As a story, the plot is weak and felt like it's just dragging along, with character thoughts and reflections feeling more like filler trying to pad it longer. The book is poorly researched and the story poorly executed, with improbable things like a zombie/ghoul/wight (the book itself wasn't sure) barging into a tavern in the middle of a pretty large town holding a dismembered halfling foot (how it got dismembered was never explained, just to be dramatic, which failed of course).
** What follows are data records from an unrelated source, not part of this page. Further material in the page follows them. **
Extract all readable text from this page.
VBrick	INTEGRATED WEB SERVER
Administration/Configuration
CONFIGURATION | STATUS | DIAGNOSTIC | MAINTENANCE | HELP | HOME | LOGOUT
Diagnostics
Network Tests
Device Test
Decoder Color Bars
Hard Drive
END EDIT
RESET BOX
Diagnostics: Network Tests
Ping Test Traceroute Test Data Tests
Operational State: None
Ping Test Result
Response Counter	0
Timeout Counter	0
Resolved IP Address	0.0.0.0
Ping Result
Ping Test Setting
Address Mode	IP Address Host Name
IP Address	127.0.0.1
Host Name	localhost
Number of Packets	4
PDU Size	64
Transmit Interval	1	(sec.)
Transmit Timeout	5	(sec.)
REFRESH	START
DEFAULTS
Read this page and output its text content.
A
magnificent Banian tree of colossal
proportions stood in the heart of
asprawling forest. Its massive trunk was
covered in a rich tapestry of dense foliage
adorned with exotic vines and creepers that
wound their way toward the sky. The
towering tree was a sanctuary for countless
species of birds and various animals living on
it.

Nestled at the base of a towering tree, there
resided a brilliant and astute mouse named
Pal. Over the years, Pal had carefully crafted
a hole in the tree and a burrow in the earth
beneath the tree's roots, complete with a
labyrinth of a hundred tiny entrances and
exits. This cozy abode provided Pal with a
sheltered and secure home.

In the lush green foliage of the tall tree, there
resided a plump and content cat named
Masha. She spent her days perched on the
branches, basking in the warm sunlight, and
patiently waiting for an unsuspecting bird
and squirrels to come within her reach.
Undead regularly attacking settlements with no reaction at all from the citizenry, the archvillain being capable of zipping here and there, molten metal flying an incredibly long distance in a tunnel, absolutely no food and water concerns, weird volcano behaviour... that's more than enough typing.
As a D&D story... it was pretty horrible. A lot of D&D rules were disregarded and ignored. Death and resurrection, controlling undead, turning undead, a wight that feels more like an underpowered lich, possession of undead bodies, bardic abilities, wizard familiars, spellcasting, deities and avatars, ... badly integrated as plot elements for some, never bothered to reconcile with the rules at all for others.
So why do I keep reading this series even though I know it's bad? I guess it's kinda gives me a different form of entertainment - the eye-rolling kind. It's like watching a children's cartoon - you're not supposed to take it seriously. Even the book tries to inject some jokes about itself (or at least, I hoped that the book wasn't trying to take itself seriously).